Le réseau ferroviaire oublié en Côte d’Ivoire

Pendant que les autres pays multiplient les moyens de transports ferroviaires, le TGV par exemple, en Côte d’Ivoire c’est quasiment la méconnaissance ou l’oubli dans ce domaine. On parle de tous les grands projets de développement: des ponts et des routes, toutefois les rails n’y sont pas. Ils sont les parents pauvres de ces décisions majeures qui doivent contribuer au développement. Hélas !

Est-ce un oubli ou une méconnaissance ? Il faut y songer car il est important de réveiller la dynamique du secteur ferroviaire. En effet, à partir de ce trafic, des villes ont connu des essors extraordinaires d’animation et des commerces s’étaient développés et ont permis à des familles d’en bénéficier pour scolariser leurs enfants et faire face à d’autres charges. De plus, emprunter le train était aussi un privilège pour certains. D’Abidjan à Bouaké, de Bouaké à Ouagadougou, le paysage luxuriant donnait à rêver et le voyage donnait des souvenirs. Tout ça a disparu.

Du temps du président Houphouët, il avait initié un grand projet transfrontalier qui devrait relier la Côte d’Ivoire au Burkina Faso et au Niger et la société qui s’en occupait, c’était la RAN (Régie Abidjan Niger).

Depuis la mort de ce visionnaire (le président Houphouët Boigny), le nom de la société a changé en plusieurs appellations qui ont fragilisé ce noble projet et qui n’a rien donné. Les rails de cette époque sont encore là, luttant contre l’usure des temps nouveaux, contre l’érosion avec le regard des décideurs tourné ailleurs.

Dans les temps passés, pour se rendre à Bouaké, la deuxième grande ville ivoirienne, les ivoiriens avaient le choix entre le train plus sécurisant et les cars qui n’étaient pas encore nombreux. Aussi, le train de transport des marchandises favorisait le commerce. Aujourd’hui, ce sont des gros camions qui ne respectent pas les normes de sécurité, provoquant des accidents à cause de leurs surcharges, ensuite la prolifération des cars de transport de personnes.
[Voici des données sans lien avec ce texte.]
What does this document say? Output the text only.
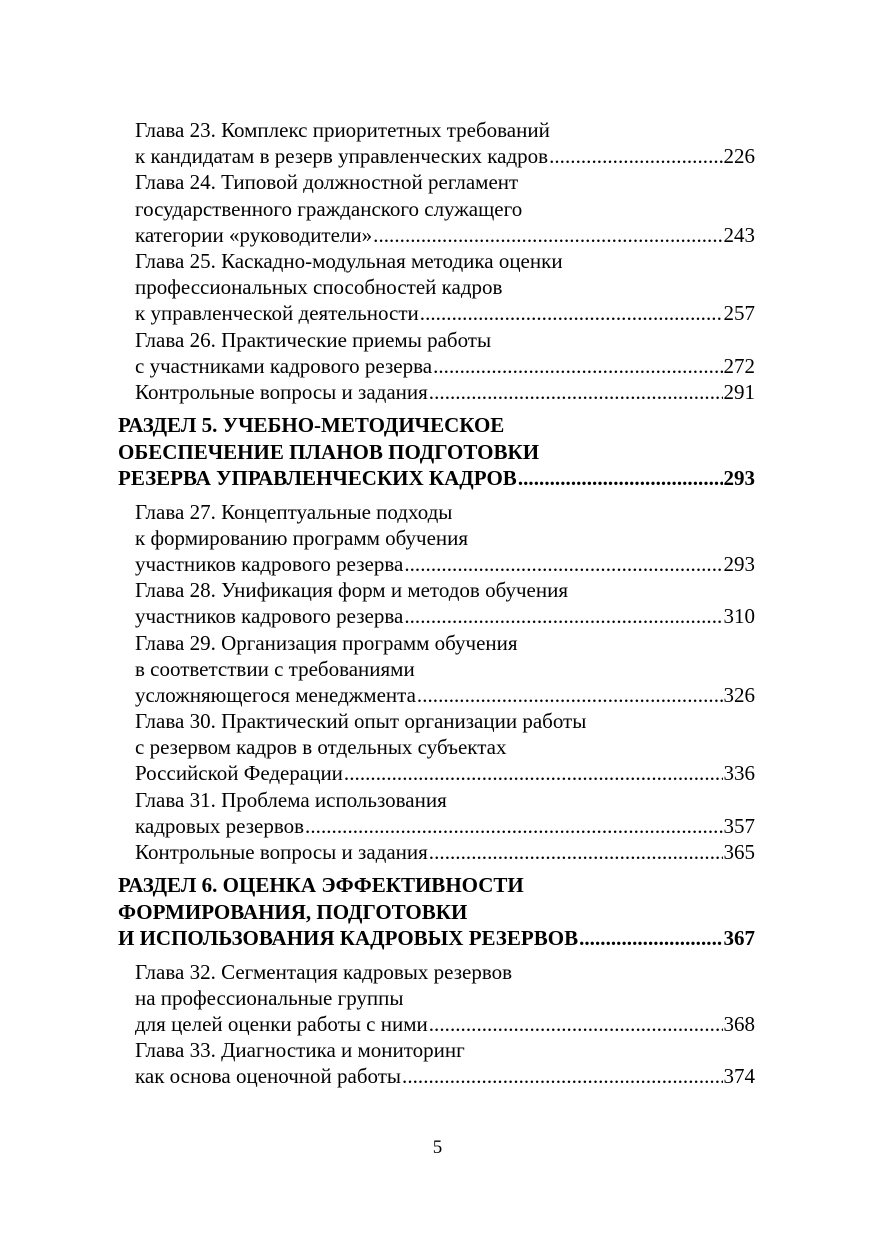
Глава 23. Комплекс приоритетных требований
к кандидатам в резерв управленческих кадров . . .	226
Глава 24. Типовой должностной регламент
государственного гражданского служащего
категории «руководители» . . .	243
Глава 25. Каскадно-модульная методика оценки
профессиональных способностей кадров
к управленческой деятельности . . .	257
Глава 26. Практические приемы работы
с участниками кадрового резерва . . .	272
Контрольные вопросы и задания . . .	291
РАЗДЕЛ 5. УЧЕБНО-МЕТОДИЧЕСКОЕ
ОБЕСПЕЧЕНИЕ ПЛАНОВ ПОДГОТОВКИ
РЕЗЕРВА УПРАВЛЕНЧЕСКИХ КАДРОВ . . .	293
Глава 27. Концептуальные подходы
к формированию программ обучения
участников кадрового резерва . . .	293
Глава 28. Унификация форм и методов обучения
участников кадрового резерва . . .	310
Глава 29. Организация программ обучения
в соответствии с требованиями
усложняющегося менеджмента . . .	326
Глава 30. Практический опыт организации работы
с резервом кадров в отдельных субъектах
Российской Федерации . . .	336
Глава 31. Проблема использования
кадровых резервов . . .	357
Контрольные вопросы и задания . . .	365
РАЗДЕЛ 6. ОЦЕНКА ЭФФЕКТИВНОСТИ
ФОРМИРОВАНИЯ, ПОДГОТОВКИ
И ИСПОЛЬЗОВАНИЯ КАДРОВЫХ РЕЗЕРВОВ . . .	367
Глава 32. Сегментация кадровых резервов
на профессиональные группы
для целей оценки работы с ними . . .	368
Глава 33. Диагностика и мониторинг
как основа оценочной работы . . .	374
5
Il faut suivre les accidents en perpétuels récidives sur l’autoroute du nord pour nous rejoindre dans cette analyse-rappel.
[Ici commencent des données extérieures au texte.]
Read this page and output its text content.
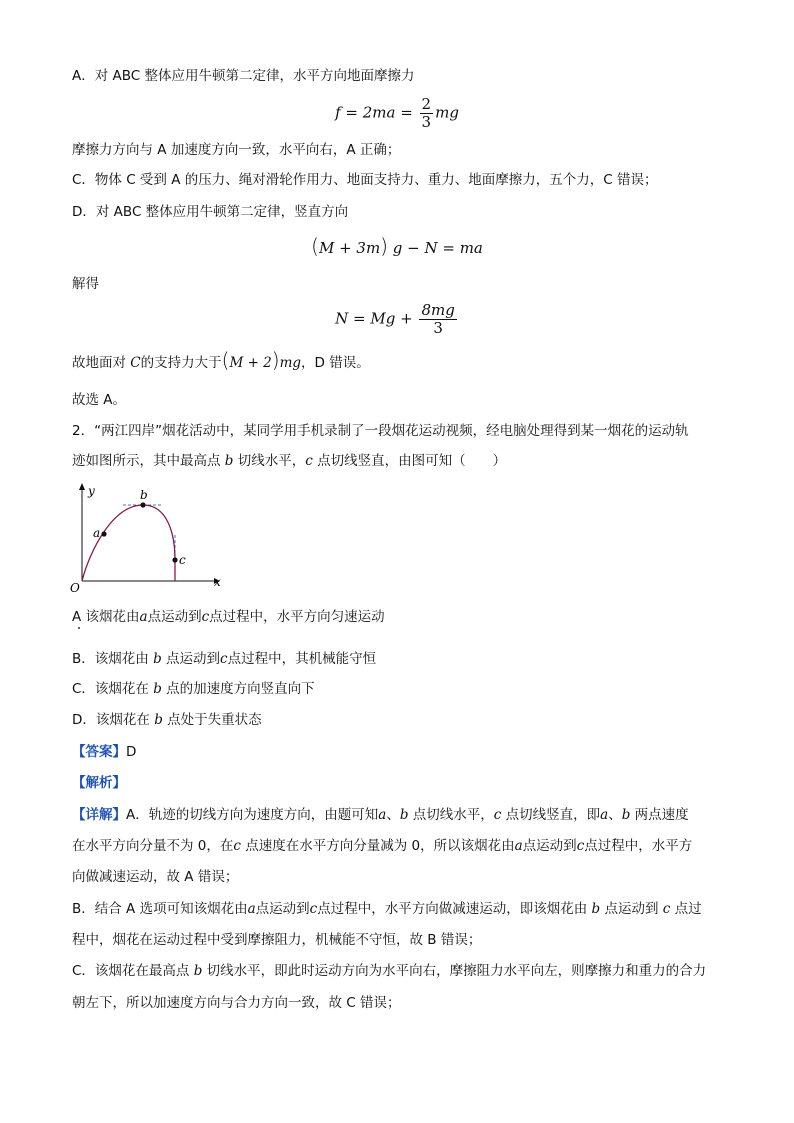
A．对 ABC 整体应用牛顿第二定律，水平方向地面摩擦力
$f = 2ma = \frac{2}{3}$ mg
摩擦力方向与 A 加速度方向一致，水平向右，A 正确；
C．物体 C 受到 A 的压力、绳对滑轮作用力、地面支持力、重力、地面摩擦力，五个力，C 错误；
D．对 ABC 整体应用牛顿第二定律，竖直方向
(M + 3m) g − N = ma
解得
$N = Mg + \frac{8mg}{3}$
故地面对 C的支持力大于(M + 2)mg，D 错误。
故选 A。
2．“两江四岸”烟花活动中，某同学用手机录制了一段烟花运动视频，经电脑处理得到某一烟花的运动轨
迹如图所示，其中最高点 b 切线水平，c 点切线竖直，由图可知（　　）
y
x
O
a
b
c
A 该烟花由a点运动到c点过程中，水平方向匀速运动
B．该烟花由 b 点运动到c点过程中，其机械能守恒
C．该烟花在 b 点的加速度方向竖直向下
D．该烟花在 b 点处于失重状态
【答案】D
【解析】
【详解】A．轨迹的切线方向为速度方向，由题可知a、b 点切线水平，c 点切线竖直，即a、b 两点速度
在水平方向分量不为 0，在c 点速度在水平方向分量减为 0，所以该烟花由a点运动到c点过程中，水平方
向做减速运动，故 A 错误；
B．结合 A 选项可知该烟花由a点运动到c点过程中，水平方向做减速运动，即该烟花由 b 点运动到 c 点过
程中，烟花在运动过程中受到摩擦阻力，机械能不守恒，故 B 错误；
C．该烟花在最高点 b 切线水平，即此时运动方向为水平向右，摩擦阻力水平向左，则摩擦力和重力的合力
朝左下，所以加速度方向与合力方向一致，故 C 错误；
Il serait judicieux et bénéfique de multiplier les moyens de transport pour donner la possibilité aux ivoiriens du choix de leur transport. Et, pour réduire le nombre des accidents routiers mortels et meurtriers, il faut absolument revoir les rails, même si un métro est prévu.
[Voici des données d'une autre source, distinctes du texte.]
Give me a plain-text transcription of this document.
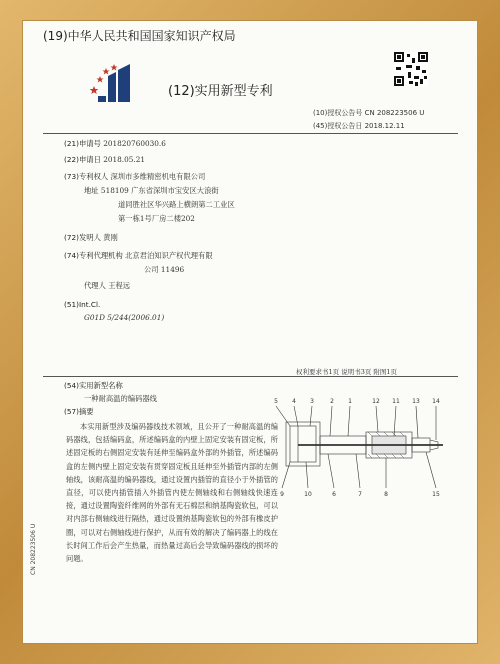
(19)中华人民共和国国家知识产权局
(12)实用新型专利
(10)授权公告号 CN 208223506 U
(45)授权公告日 2018.12.11
(21)申请号 201820760030.6
(22)申请日 2018.05.21
(73)专利权人 深圳市多维精密机电有限公司
地址 518109 广东省深圳市宝安区大浪街
道同胜社区华兴路上横朗第二工业区
第一栋1号厂房二楼202
(72)发明人 黄刚
(74)专利代理机构 北京君泊知识产权代理有限
公司 11496
代理人 王程远
(51)Int.Cl.
G01D 5/244(2006.01)
权利要求书1页 说明书3页 附图1页
(54)实用新型名称
一种耐高温的编码器线
(57)摘要
本实用新型涉及编码器线技术领域，且公开了一种耐高温的编码器线，包括编码盒，所述编码盒的内壁上固定安装有固定板，所述固定板的右侧固定安装有延伸至编码盒外部的外插管，所述编码盒的左侧内壁上固定安装有贯穿固定板且延伸至外插管内部的左侧轴线，该耐高温的编码器线，通过设置内插管的直径小于外插管的直径，可以使内插管插入外插管内使左侧轴线和右侧轴线快速连接，通过设置陶瓷纤维网的外部有无石棉层和纳基陶瓷软包，可以对内部右侧轴线进行隔热，通过设置纳基陶瓷软包的外部有橡皮护圈，可以对右侧轴线进行保护，从而有效的解决了编码器上的线在长时间工作后会产生热量，而热量过高后会导致编码器线的损坏的问题。
CN 208223506 U
5 4 3	2 1	12 11 13 14
9	10	6	7	8	15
De la gare d’Agboville, en passant par les autres gares à l’approche de la ville d’Abidjan, l’ambiance n’est plus au rendez-vous et c’est la tristesse. A la garde d’Adjamé, ce sont les femmes commerçantes à la criée qui ont pris pour base arrière la devanture de cette gare autrefois animée. Au Plateau, le même constat se fait criard à l’idée de voir les rails se transformer en décor. Que dire de celle de Treichville ? Aucune autorité pour prendre la décision de revoir ce trafic. Soit on ne connaît pas l’existence ou l’importance, mais il est impérieux de redonner vie aux rails.

En y veillant, on peut créer des liaisons entre les régions ivoiriennes qui faciliteraient le tourisme et le commerce interne. Abidjan-San-Pédro, Abidjan- Aboisso, Abidjan-Man et les exemples sont légions. Ce qu’on appelle la côtière, s’il y avait en plus les rails, la route ne serait pas abîmée en moins de 10 ans.

Qui ne se souvient pas des temps anciens où certains travailleurs dormaient à Agboville pour venir travailler à Abidjan ? Tous ces vieux souvenirs sont tombés dans les oubliettes. S’il faut donner la vie à tous les moyens de transports, le train paraît le plus rassurant et plus économique.

On pouvait à cet effet citer beaucoup d’exemples, mais revoir ce système de transport ferroviaire réduirait assez les risques qu’encourent les voyageurs, commerçants et les routes ne s’abîmeraient pas en moins de temps.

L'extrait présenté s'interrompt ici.